This, but I would _NEVER_ do this with a chain. Just asking for a broken nose.

And leaving a catch tie (very short lead rope) on a hard to catch horse is acceptable (as you train obviously) but I'd never leave a long lead unattended)


----------



## Palomine (Oct 30, 2010)

Know of someone that did this with TB short yearling...came down to find horse had gotten all 4 feet tangled up in rope and had died during the night because of thrashing around and panicking so.

And another who found horse with broken leg because got rope caught up.

Foals tied off to burros or donkeys works to teach them to lead, leaving ropes on will, but better yet is working with them to teach them to lead and not leaving rope dangling.

And chain? Never.


----------



## jamesdean57 (Feb 2, 2013)

We used to leave halters on our horses in the pasture by the house, till one of them got hung up on the fence and cut his throat, it was not serious. But it scared me bad enough that I'll never do it again.


----------



## Chasin Ponies (Dec 25, 2013)

tinyliny said:


> leaving a leadrope on is one thing, leaving a chain on is another.

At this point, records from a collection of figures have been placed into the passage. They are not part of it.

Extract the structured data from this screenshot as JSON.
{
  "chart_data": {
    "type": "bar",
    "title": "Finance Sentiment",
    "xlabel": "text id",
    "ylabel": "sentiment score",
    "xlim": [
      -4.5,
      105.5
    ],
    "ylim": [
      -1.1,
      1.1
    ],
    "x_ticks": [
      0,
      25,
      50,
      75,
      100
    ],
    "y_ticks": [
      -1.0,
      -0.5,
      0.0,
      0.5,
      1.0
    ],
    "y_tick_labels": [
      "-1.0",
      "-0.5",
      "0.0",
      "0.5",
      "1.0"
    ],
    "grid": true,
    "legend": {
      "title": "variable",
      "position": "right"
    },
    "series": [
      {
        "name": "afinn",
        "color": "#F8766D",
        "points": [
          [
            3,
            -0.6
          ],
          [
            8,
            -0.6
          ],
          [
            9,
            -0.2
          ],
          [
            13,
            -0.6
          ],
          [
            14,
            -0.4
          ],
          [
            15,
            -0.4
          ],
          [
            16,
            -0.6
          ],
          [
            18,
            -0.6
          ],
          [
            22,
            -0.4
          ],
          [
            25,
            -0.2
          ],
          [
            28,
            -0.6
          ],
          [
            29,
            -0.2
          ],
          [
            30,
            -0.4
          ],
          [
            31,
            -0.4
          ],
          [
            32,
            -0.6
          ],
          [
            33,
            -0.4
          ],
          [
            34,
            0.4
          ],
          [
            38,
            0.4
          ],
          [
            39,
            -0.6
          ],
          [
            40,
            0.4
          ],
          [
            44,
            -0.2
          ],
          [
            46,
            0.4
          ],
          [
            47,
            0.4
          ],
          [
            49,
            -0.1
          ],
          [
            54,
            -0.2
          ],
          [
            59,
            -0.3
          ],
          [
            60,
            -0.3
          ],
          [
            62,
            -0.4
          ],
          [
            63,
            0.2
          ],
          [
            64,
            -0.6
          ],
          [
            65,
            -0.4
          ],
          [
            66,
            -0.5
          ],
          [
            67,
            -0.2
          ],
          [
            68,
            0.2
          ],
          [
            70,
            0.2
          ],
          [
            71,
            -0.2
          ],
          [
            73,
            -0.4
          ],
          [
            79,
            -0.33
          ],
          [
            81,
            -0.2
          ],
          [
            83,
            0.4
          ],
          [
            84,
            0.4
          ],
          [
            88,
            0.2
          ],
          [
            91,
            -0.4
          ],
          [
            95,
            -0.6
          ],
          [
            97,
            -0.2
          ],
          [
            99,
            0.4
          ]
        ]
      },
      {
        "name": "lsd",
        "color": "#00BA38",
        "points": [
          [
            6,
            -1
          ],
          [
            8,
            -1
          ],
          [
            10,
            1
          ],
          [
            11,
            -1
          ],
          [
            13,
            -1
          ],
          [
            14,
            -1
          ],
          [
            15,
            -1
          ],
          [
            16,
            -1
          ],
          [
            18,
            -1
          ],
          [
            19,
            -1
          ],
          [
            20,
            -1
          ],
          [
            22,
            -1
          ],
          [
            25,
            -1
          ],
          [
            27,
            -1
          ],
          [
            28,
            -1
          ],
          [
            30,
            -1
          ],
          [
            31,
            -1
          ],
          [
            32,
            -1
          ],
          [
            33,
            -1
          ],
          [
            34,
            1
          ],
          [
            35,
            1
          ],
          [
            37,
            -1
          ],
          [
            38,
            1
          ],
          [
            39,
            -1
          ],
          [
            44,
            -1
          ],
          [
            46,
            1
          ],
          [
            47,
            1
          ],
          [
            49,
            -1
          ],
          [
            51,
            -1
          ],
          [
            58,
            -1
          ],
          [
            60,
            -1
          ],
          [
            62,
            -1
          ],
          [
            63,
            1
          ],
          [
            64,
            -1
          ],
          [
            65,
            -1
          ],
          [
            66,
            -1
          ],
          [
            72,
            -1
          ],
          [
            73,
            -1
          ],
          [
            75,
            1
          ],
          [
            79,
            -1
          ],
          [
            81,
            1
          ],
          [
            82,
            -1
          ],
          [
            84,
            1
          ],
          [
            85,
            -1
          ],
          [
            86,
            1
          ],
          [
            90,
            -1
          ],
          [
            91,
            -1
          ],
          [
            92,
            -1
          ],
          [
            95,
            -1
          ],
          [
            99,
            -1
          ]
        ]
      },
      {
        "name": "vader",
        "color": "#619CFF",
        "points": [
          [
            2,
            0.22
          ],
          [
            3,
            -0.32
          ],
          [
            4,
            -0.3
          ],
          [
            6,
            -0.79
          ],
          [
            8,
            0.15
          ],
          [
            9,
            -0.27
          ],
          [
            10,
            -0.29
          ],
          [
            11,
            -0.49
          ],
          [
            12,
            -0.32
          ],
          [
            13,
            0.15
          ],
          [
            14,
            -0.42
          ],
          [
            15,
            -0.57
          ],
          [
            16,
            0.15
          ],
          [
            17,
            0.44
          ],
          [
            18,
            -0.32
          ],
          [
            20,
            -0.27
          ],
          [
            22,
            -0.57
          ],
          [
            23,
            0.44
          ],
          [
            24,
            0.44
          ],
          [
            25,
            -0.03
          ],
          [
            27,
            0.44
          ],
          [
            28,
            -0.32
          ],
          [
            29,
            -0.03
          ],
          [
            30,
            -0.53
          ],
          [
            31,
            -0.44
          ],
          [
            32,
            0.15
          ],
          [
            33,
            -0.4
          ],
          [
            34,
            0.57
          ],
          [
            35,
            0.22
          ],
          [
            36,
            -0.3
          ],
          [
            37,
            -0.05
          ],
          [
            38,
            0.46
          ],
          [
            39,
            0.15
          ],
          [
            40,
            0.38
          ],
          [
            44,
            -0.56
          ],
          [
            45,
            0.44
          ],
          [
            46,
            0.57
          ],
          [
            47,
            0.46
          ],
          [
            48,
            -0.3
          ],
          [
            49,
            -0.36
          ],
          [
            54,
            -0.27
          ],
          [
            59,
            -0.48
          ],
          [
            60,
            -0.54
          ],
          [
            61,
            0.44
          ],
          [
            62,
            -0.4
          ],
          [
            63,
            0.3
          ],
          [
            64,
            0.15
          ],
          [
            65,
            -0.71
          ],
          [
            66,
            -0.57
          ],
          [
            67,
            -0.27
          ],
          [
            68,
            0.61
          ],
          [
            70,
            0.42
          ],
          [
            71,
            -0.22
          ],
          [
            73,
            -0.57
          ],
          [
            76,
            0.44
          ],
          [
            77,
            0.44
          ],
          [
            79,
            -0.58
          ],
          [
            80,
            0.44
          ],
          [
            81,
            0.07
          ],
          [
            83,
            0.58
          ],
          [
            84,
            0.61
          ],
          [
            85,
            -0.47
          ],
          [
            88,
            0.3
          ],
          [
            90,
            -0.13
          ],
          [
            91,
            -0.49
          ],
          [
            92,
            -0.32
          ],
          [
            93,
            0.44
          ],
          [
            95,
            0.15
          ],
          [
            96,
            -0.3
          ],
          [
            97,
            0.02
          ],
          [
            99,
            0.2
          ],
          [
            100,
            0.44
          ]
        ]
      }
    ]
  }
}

Agree totally-no harm is done when a horse steps on a lead rope and he actually learns from this. The chain over the nose is overkill and dangerous for the horse-I have run across 2 horses with permanently broken /deformed noses from having been tied up with a chain over the nose.
Even if they don't care about the extreme pain caused to the horse, it's truly an ugly sight and decreases his value.


----------